Bilindiği üzere 16 Ekim, Birleşmiş Milletler tarafından ilan edilen Dünya Gıda Günü. Via Campesina’nın Avrupa Koordinasyonu da 16 Ekim gününe eylem çağrısı yapıyor.
Başta Monsanto olmak üzere Bayer, Syngenta gibi bir çok gıda tekeline karşı Avrupa’nın bir çok kentinde eylemler yapılacak. Sebebi de Avrupa Komisyonunun GDO kullanmındaki kuralları gevşetmeye yönelik yeni önerilerde bulunuyor olması. Mart 2010’da Avrupa Komisyonunu 12 yıldır ilk kez BASF tarafından geliştirilen GDO’lu Amflora patatesi için üretim izni vermiş. Bu AB ülkelerinde bir kez izin verildi mi tüm Avrupa’ya yayılması demek. Monsanto, BASF’ın yeni hedefi AVRUPA.Latin Amerika, Afrika ve Irak üzerinden Ortadoğu’ya girmiş durumdalar ama esas yayılmayı eski kıtadan yapacaklar.

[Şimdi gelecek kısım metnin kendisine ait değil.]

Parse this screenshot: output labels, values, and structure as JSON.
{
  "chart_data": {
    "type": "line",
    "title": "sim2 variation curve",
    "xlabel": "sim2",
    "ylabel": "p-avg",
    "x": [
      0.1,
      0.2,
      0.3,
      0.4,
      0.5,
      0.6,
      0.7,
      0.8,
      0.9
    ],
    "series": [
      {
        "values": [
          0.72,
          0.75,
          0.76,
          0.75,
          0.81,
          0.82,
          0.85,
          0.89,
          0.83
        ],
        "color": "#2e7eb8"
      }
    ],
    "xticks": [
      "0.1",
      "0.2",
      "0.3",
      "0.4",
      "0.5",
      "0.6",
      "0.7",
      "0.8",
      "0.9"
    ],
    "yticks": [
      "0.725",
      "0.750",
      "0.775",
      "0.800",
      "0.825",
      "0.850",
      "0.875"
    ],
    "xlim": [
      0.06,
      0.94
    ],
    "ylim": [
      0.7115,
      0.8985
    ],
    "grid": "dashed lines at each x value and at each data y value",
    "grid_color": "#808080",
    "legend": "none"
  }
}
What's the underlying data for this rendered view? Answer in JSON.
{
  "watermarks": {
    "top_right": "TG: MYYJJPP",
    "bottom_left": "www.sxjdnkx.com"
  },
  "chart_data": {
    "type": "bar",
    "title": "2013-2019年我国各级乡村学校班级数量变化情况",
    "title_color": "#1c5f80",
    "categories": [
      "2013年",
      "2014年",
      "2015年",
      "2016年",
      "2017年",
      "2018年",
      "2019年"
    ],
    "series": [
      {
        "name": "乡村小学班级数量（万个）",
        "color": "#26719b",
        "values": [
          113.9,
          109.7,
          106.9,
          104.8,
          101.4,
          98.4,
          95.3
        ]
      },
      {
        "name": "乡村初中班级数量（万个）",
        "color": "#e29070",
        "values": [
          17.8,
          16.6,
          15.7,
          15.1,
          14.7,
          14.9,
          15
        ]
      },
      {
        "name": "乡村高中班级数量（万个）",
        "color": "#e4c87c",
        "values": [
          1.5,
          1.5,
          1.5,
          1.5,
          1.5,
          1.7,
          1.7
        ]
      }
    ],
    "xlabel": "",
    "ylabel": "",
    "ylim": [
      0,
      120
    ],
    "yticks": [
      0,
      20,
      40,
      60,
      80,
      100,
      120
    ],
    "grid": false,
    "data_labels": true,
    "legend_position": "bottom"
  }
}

Bunun için, Misi Köyünde yapılan GDO’ya Hayır Platformu’nun eşgüdüm toplantısında 16 Ekim’de Beşiktaş’da Monsanto’ya karşı eylem kararı alındı. İklim Adaleti İçin Tohum Tekellerini Boykot isimli bildiri yayınlayan Çiftçi Sen ve GDO’ya Hayır Platformu bileşenleri 16 Ekim 2010 saat:12.00’de Beşiktaş İskele Meydanında olacaklar.
(http://www.karasaban.net/iklim-adaleti-icin-gida-tohum-tekellerini-boykot/ )
Peki bu GDO da nerden çıkmıştır? Nerden başımıza musallat olmuştur?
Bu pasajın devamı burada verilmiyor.